Nähe wird hierbei in Auseinandersetzung mit der Entstehung, Nutzung und Verbreitung aktueller geomedialer (wie auch historischer) Medienentwicklungen perspektiviert und in Abhängigkeit von orts- und situationsbezogenen Medienprozessen und Handlungszusammenhängen gelesen. Diese Verbindung, durch welche der mediale Raum folglich als kollektives Produkt gedacht wird, stellt eine entscheidende Ergänzung der Raumwende dar (12), denn: In einem solchen Raum präsentiert sich Nähe zwischen Entitäten als relationale und dynamische Kategorie, „die nicht durch die Weiterentwicklung der Technologie bedroht, sondern durch immer neue Formen und Dispositive transformiert wird“ (12).

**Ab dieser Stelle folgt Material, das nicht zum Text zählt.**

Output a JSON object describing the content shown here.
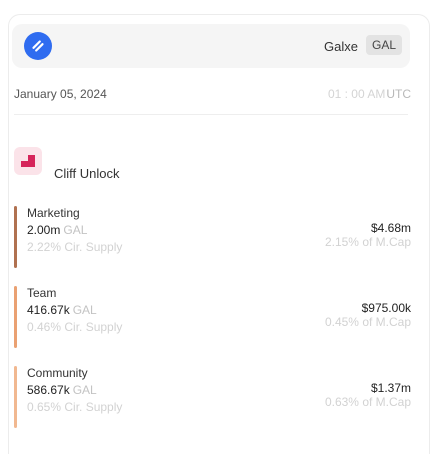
{
  "token": {
    "name": "Galxe",
    "symbol": "GAL",
    "logo_icon": "galxe-logo-icon",
    "logo_color": "#2f6cf0"
  },
  "event": {
    "date": "January 05, 2024",
    "time": "01 : 00 AM",
    "timezone": "UTC",
    "type_label": "Cliff Unlock",
    "type_icon": "cliff-unlock-icon",
    "type_color": "#d6245a"
  },
  "allocations": [
    {
      "name": "Marketing",
      "amount": "2.00m",
      "symbol": "GAL",
      "supply_pct": "2.22% Cir. Supply",
      "usd_value": "$4.68m",
      "mcap_pct": "2.15% of M.Cap",
      "color": "#b07150"
    },
    {
      "name": "Team",
      "amount": "416.67k",
      "symbol": "GAL",
      "supply_pct": "0.46% Cir. Supply",
      "usd_value": "$975.00k",
      "mcap_pct": "0.45% of M.Cap",
      "color": "#eaa172"
    },
    {
      "name": "Community",
      "amount": "586.67k",
      "symbol": "GAL",
      "supply_pct": "0.65% Cir. Supply",
      "usd_value": "$1.37m",
      "mcap_pct": "0.63% of M.Cap",
      "color": "#f1b890"
    }
  ]
}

Grundsätzlich werden Medien als Mittel zur Überbrückung von räumlicher und sozialer Distanz beschrieben, wobei die Leistungen und Effekte neuer Informations- und Kommunikationstechnologien gerade in Bezug auf die Überwindung des Raumes verhandelt werden. Nähe steht hierbei einerseits für die gelungene Vermittlung, andererseits bildet sie den unhinterfragt positiven Ausgangspunkt der Überwindung von Distanz (11). „Mediale Kommunikationsprozesse sollen unterschiedliche Akteure zusammenbringen und, soweit die Utopie des globalen Dorfes, gar für eine bessere, demokratischere und gerechtere Gesellschaft sorgen“ (11), so die Herausgeber Pablo Abend, Tobias Haupts und Claudia Müller in der Einleitung des Sammelbandes. Soziale und räumliche Nähe werden dabei häufig in eins gesetzt, lautet die vielleicht etwas einseitig ausfallende McLuhansche Ausgangsposition, von der sich der Band abgrenzt.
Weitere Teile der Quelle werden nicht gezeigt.